The world biggest crude exporter is considering selling a stake in its state-owned company, which controls more than a tenth of the global oil market.
A potential initial public offering is under review for Saudi Arabian Oil Co., also known as Aramco, Mohammed bin Salman, the kingdom’s deputy crown prince, said in an interview with The Economist. A decision will probably be taken in the next few months, he said, without giving further details.
“Personally I’m enthusiastic about this step,” Salman said. “I believe it is in the interest of the Saudi market, and it is in the interest of Aramco” by helping to promote transparency and counter corruption, he said.
Aramco could rival Apple Inc. as the world’s biggest listed company. It is solely responsible for tapping the world’s second-largest crude reserves, with production double that of its nearest rival. The company is one of the key players in balancing the oil market and its investment decisions have the potential to move crude prices and affect economies around the world.
Opening it up to investors would be the most dramatic change in the kingdom’s economic policy since it started nationalization in the 1970s, with Salman comparing his plans to Margaret Thatcher’s shakeup of the U.K. economy in the 1980s.
“This is an epochal change in the oil industry,” said Bob McNally, founder of Washington-based consultant The Rapidan Group and a former senior White House official. “Saudi Arabia is getting ready to ride the oil-price roller-coaster, not control it.”
Salman has held two meetings related to the sale of Aramco shares, The Economist reported citing unidentified officials. Options include selling shares in the parent company, which controls oil exploration and production, to offering smaller units that operate petrochemical, refining and marketing, according to the report. The Economist said about 5 percent of the company could be offered initially in Riyadh and more shares could be sold later, although the kingdom would retain control.
While Saudi Arabia earned $285 billion from petroleum exports in 2014, the slump in crude prices has squeezed revenue for oil producers. The price of crude sold by OPEC members slid below $30 a barrel on Wednesday, the lowest level in almost 12 years, as turmoil in Chinese markets deepened the global commodities rout.

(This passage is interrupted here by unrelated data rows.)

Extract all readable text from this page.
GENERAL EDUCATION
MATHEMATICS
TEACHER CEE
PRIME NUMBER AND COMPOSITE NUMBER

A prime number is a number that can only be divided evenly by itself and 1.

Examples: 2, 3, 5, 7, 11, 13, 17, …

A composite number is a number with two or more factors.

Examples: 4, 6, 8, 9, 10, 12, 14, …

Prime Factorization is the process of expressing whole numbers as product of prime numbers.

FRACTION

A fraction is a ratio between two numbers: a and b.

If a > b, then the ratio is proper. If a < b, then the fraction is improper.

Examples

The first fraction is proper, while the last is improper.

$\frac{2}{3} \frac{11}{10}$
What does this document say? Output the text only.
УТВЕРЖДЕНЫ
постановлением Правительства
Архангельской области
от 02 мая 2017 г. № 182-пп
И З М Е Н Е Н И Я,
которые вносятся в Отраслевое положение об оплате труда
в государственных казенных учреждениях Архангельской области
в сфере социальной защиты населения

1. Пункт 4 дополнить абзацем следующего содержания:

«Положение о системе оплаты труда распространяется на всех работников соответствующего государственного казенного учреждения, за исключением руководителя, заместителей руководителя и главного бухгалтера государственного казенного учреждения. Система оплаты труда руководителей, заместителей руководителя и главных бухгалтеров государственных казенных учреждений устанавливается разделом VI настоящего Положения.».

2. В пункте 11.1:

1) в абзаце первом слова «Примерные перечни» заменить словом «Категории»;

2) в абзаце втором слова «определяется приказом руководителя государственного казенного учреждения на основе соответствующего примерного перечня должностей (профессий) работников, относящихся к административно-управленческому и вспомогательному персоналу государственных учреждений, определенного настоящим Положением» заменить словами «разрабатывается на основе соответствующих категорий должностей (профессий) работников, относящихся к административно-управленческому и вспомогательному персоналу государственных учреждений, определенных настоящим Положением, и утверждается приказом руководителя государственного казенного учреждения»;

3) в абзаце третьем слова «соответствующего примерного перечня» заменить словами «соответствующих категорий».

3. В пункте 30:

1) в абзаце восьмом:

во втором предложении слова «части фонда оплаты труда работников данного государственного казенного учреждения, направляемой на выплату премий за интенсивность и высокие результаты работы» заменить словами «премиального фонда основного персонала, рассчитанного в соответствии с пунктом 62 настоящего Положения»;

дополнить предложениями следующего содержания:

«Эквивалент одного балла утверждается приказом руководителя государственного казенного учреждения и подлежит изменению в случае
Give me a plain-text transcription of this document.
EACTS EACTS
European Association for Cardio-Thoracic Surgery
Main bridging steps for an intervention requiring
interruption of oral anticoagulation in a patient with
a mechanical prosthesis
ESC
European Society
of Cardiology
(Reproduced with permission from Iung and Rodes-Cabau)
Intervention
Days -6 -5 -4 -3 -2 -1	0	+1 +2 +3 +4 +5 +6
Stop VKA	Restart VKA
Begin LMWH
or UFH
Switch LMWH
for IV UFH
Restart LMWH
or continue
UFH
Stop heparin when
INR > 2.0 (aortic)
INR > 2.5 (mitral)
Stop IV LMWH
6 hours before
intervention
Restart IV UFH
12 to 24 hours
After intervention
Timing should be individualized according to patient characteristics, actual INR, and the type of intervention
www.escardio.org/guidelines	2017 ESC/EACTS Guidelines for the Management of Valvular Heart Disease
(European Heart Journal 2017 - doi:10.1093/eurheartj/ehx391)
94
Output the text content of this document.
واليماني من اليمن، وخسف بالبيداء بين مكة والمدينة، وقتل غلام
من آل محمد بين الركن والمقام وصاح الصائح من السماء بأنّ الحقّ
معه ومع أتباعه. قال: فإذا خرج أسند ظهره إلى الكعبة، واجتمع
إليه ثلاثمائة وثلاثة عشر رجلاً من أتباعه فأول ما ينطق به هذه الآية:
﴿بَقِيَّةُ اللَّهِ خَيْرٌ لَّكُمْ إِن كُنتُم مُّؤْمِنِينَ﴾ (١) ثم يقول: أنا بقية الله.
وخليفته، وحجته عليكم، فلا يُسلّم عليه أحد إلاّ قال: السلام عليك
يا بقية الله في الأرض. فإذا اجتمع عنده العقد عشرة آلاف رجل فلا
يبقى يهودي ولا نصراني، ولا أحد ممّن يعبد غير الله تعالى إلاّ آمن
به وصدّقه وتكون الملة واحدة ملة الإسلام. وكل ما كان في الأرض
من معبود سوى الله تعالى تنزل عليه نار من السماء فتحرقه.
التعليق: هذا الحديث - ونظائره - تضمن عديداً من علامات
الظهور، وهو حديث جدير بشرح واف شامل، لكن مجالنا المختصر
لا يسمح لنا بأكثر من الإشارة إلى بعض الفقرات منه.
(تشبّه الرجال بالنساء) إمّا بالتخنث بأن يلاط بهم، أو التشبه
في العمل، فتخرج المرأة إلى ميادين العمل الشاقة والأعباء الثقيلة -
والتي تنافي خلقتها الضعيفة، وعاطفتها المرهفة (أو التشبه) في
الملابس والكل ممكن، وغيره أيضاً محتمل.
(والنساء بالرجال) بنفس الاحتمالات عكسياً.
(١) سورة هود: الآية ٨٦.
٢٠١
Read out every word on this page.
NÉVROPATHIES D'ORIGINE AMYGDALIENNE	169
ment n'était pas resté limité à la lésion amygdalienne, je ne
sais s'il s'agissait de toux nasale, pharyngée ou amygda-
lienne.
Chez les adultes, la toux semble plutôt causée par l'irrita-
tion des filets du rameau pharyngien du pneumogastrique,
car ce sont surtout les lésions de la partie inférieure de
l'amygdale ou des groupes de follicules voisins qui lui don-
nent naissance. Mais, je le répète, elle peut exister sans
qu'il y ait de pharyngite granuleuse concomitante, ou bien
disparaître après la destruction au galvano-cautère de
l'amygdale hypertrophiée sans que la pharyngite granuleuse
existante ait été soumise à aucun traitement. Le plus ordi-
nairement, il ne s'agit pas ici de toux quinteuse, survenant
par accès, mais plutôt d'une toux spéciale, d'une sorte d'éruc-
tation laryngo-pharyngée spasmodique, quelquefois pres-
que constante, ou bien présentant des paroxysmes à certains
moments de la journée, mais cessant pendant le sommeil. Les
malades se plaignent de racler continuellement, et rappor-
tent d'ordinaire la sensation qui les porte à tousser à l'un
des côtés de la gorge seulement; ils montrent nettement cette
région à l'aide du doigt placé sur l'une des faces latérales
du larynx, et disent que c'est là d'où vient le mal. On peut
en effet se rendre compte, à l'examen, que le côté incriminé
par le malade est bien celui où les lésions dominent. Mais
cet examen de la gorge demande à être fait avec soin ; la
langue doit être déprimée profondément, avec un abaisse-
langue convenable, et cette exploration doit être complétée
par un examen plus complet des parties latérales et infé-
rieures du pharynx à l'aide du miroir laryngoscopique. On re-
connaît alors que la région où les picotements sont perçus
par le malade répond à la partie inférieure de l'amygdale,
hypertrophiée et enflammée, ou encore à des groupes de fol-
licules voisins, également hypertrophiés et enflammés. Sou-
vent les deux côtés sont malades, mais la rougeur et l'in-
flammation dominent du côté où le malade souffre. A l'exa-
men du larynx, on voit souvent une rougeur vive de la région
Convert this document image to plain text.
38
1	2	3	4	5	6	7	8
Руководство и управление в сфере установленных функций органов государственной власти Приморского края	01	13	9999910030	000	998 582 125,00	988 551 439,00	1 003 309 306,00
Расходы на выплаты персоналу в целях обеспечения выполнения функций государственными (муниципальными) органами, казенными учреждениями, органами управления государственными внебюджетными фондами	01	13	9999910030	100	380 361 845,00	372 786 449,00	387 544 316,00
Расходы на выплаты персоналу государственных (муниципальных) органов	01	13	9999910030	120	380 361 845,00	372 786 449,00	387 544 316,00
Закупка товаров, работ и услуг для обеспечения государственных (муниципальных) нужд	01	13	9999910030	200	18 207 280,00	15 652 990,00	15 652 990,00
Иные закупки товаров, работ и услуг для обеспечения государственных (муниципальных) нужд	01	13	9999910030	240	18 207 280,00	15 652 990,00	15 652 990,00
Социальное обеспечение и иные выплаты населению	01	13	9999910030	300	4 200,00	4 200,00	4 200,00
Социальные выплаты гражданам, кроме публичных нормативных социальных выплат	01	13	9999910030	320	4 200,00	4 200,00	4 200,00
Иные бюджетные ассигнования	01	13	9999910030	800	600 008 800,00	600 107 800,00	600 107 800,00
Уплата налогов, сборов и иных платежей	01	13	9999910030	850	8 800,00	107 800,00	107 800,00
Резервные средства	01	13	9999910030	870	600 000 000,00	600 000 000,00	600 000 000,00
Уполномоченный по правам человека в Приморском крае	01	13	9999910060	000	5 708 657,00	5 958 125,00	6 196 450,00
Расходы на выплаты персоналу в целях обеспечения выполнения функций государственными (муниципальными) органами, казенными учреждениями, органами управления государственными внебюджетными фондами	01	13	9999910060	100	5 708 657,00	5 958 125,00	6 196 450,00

The group’s members lost about $500 billion in revenue last year because of the slump, according to the International Energy Agency.
Despite oil’s crash, the Saudi economy is far from a crisis, Salman said, according to a transcript of the interview published on The Economist’s website. The country increased its non-oil revenues by 29 percent and taken steps to curb public spending, he said.
Aramco pumps all of Saudi Arabia’s crude oil, with production at 10.25 million barrels a day in December. Among listed companies, Russia’s OAO Rosneft produces more than 5 million barrels a day while Exxon Mobil Corp. pumps out about 4 million barrels.
Exxon, the world’s biggest publicly traded oil company, had oil and gas reserves equivalent to about 25 billion barrels at the end of 2014 while Rosneft had almost 40 billion. Saudi Arabia’s oil reserves alone totaled 267 billion, according to BP Plc data. Oil companies are typically valued on the reserves they hold.
Opening up Aramco would also advance Saudi Arabia’s plan to bring in foreign investors and funds after it opened it’s IPO market last year.